CCSEW Program

Promoting Healthy Relationships

Children are not born with resilience. It is produced through the interaction of biological systems and protective factors in the social environment.

The active ingredients in building resilience are supportive relationships with parents, teachers, caregivers, and other adults in the community.

Our Childcare and Community Social-Emotional Wellness (CCSEW) Program focuses on prevention, early intervention, and treatment for young children in childcare centers and shelters throughout Palm Beach County.

Developing the capacity of adults, through workshops and consultation, in our community to meet the social-emotional needs of young children is an essential part of this program. Our team of CCSEW therapists are co-located in childcare centers and shelters throughout Palm Beach County.

Childcare, School, and Shelter Based Counseling and Support

The Center for Child Counseling's Childcare and Community Social-Emotional Wellness (CCSEW) Program brings on-site prevention, early intervention, and counseling services into childcare centers, schools, and shelters in Palm Beach County.

Current partners include: YWCA Child Development Centers, the Appleseed Preschool and Nursery, Faith Lutheran School, Opportunity Early Learning Center, Florence Fuller Child Development Centers, Achievement Centers for Children and Families, The Lord's Place, Lutheran Services Palm Beach County, the School District of Palm Beach County (the program is at Bethune and Washington Elementary in Riviera Beach) and AVDA.

Services are co-located, with our therapists and interns working as a part of the fabric of the school and community to meet the therapeutic needs of children and their families.

 

Why CCSEW is Important

For young children facing adversity, prevention and early intervention efforts that focus on attachment, resiliency, and play help develop self-regulation, executive functioning skills, and healthy relationships that last a lifetime. Our approach is research-based - meaning it really works - and can make all the difference in a young child’s life. 

The Window of Opportunity
Early childhood is a critical time for brain development and learning skills. From birth to approximately 3 years of age, a child learns how to interact with the world. Any child can and will be impacted by family disruption and problems, including illness, death, homelessness, or absence of a parent.

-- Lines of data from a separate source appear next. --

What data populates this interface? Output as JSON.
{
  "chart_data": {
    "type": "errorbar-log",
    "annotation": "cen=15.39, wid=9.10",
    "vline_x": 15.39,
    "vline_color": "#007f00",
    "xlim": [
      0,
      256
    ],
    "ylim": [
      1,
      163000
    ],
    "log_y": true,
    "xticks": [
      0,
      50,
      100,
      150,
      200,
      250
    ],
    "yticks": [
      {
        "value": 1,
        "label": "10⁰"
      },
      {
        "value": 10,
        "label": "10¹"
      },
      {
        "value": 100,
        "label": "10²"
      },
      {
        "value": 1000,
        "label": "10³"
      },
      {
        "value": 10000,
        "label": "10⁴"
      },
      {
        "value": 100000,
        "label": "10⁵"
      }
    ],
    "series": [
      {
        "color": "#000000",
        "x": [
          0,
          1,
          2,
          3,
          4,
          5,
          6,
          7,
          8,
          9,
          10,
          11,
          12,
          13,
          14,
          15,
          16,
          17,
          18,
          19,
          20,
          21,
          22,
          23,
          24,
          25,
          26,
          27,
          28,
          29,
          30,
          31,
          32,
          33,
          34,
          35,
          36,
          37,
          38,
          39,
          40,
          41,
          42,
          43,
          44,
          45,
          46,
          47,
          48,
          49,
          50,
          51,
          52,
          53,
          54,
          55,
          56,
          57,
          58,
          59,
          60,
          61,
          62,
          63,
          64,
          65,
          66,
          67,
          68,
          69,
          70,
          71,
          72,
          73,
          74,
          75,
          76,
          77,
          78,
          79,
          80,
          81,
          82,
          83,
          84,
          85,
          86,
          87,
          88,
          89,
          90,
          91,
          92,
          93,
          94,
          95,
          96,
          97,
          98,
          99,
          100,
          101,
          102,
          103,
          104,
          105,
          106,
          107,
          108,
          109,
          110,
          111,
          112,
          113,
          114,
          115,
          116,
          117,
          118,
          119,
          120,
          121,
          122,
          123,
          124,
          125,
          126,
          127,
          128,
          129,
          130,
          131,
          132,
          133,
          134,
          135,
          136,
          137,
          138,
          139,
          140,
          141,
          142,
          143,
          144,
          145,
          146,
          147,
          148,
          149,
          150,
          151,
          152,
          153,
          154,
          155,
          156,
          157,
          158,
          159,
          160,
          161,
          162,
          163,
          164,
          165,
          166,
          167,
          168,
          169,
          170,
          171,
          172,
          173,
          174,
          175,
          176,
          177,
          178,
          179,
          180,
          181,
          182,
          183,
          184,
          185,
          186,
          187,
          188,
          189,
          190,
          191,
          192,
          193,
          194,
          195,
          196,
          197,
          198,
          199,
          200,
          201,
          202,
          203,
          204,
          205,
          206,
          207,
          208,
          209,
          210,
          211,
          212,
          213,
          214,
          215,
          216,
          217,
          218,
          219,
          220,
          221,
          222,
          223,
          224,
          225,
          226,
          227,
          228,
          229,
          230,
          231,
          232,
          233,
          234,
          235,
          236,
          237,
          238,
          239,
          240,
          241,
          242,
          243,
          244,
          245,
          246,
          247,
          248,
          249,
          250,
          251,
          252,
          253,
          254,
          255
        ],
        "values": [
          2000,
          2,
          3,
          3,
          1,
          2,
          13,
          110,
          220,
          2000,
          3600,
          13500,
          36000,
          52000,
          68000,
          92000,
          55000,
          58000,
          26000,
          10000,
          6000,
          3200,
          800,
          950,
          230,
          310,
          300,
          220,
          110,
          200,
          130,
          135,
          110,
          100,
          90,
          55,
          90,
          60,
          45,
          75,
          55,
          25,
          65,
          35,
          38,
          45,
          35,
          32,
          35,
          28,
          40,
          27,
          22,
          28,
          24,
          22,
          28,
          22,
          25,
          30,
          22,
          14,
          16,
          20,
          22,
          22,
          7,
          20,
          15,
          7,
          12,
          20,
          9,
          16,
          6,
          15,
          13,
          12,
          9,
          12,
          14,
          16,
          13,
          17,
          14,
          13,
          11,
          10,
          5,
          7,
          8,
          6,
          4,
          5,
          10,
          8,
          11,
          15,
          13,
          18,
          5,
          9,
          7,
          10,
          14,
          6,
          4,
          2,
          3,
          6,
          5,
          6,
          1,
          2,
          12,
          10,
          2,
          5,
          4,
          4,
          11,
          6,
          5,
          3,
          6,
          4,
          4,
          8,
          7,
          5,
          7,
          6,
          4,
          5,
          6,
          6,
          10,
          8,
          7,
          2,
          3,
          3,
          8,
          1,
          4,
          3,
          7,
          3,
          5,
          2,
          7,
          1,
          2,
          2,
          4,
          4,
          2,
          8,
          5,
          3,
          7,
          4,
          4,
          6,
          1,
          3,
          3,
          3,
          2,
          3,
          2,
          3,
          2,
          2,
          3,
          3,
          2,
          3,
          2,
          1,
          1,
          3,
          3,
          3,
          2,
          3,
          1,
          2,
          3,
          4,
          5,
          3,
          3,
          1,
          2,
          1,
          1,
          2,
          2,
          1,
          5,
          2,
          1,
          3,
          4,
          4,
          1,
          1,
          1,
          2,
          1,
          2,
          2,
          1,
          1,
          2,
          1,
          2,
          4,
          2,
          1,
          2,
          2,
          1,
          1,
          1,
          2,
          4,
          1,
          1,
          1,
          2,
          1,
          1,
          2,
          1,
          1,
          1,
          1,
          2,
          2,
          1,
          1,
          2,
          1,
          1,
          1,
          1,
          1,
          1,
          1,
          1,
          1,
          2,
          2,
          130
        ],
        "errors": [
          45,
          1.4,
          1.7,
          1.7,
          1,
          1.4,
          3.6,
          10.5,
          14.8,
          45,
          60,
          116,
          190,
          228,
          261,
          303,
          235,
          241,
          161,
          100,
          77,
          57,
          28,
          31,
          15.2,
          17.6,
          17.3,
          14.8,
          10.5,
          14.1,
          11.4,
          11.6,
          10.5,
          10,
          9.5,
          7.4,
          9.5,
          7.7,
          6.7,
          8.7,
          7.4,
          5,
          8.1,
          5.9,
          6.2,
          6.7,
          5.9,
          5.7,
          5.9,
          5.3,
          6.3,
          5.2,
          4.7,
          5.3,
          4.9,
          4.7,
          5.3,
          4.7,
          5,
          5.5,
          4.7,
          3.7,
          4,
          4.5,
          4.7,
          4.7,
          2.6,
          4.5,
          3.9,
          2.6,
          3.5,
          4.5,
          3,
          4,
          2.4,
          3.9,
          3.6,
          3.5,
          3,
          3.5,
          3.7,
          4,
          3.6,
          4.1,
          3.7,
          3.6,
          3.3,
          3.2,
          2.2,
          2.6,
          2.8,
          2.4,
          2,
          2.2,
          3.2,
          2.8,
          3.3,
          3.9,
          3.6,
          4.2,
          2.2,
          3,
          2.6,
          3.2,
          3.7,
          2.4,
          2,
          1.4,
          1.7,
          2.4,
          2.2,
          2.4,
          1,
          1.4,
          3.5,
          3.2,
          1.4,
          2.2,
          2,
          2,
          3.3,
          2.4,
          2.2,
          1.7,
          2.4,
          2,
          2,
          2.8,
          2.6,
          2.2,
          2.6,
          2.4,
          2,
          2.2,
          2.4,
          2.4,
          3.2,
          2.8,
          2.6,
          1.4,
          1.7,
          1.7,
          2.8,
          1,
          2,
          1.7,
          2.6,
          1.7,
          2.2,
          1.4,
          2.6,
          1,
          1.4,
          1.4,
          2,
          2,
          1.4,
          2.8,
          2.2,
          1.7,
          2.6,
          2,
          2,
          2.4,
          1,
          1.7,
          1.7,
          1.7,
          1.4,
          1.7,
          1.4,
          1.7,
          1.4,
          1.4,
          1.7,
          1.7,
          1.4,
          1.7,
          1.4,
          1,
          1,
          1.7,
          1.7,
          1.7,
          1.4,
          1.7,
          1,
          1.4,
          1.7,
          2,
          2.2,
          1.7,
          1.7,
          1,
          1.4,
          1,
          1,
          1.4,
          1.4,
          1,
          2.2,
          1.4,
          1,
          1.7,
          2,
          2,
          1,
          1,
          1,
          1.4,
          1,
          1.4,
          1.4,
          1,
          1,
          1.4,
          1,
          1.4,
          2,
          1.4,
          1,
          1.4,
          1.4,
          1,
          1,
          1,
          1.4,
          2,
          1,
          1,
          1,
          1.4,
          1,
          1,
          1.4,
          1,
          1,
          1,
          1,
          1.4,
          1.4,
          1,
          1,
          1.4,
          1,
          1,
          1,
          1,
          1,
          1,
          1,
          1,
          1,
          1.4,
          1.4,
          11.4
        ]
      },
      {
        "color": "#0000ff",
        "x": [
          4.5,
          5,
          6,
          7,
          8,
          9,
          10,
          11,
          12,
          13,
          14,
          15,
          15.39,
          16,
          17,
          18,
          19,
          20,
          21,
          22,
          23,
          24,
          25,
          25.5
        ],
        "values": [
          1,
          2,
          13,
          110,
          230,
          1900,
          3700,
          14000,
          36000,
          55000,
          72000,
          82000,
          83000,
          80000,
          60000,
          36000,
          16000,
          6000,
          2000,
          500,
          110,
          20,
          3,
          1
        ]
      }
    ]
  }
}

Between the ages of birth and five, the return on investment for interventions is greatest.

Problem Behaviors
Fighting, biting, hitting, and disruptive outbursts are often symptoms -- but not the root of the problem. Feelings drive challenging behavior, so our therapists look at what is happening in a young child's life to prompt these behaviors. Young children are often unable to verbally express feelings, so we use the language they understand...play.

Click here for more detailed information about our program model.

Building Resilience

What is Resilience?

The science of resilience can help us understand why some children do well despite serious adversity. Resilience is a combination of protective factors that enable people to adapt in the face of serious hardship, and is essential to ensuring that children who experience adversity can still become healthy, productive citizens. Watch this video to learn about the fundamentals of resilience, which is built through interactions between children and their environments.

The Science of Resilience

One way to understand the development of resilience is to picture a balance scale or seesaw. Protective experiences and adaptive skills on one side counterbalance significant adversity on the other. Watch this video to visualize the science of resilience, and see how genes and experience interact to produce positive outcomes for children.

How Resilience is Built

Children are not born with resilience, which is produced through the interaction of biological systems and protective factors in the social environment. The active ingredients in building resilience are supportive relationships with parents, coaches, teachers, caregivers, and other adults in the community. Watch this video to learn how responsive exchanges with adults help children build the skills they need to manage stress and cope with adversity.

Why is Resilience So Important?

Resilience is defined as "the capacity to recover quickly from difficulties."

The single most common factor for children who develop resilience is at least one stable and committed relationship with a supportive parent, caregiver, or other adult.

Children who do well in the face of serious hardship usually have a biological resistance to adversity and strong relationships with the important adults in their family and community.

Resilience is the result of a combination of protective factors. Neither individual characteristics nor social environments alone are likely to ensure positive outcomes for children who experience prolonged periods of toxic stress. It is the interaction between biology and environment that builds a child’s ability to cope with adversity and overcome threats to healthy development.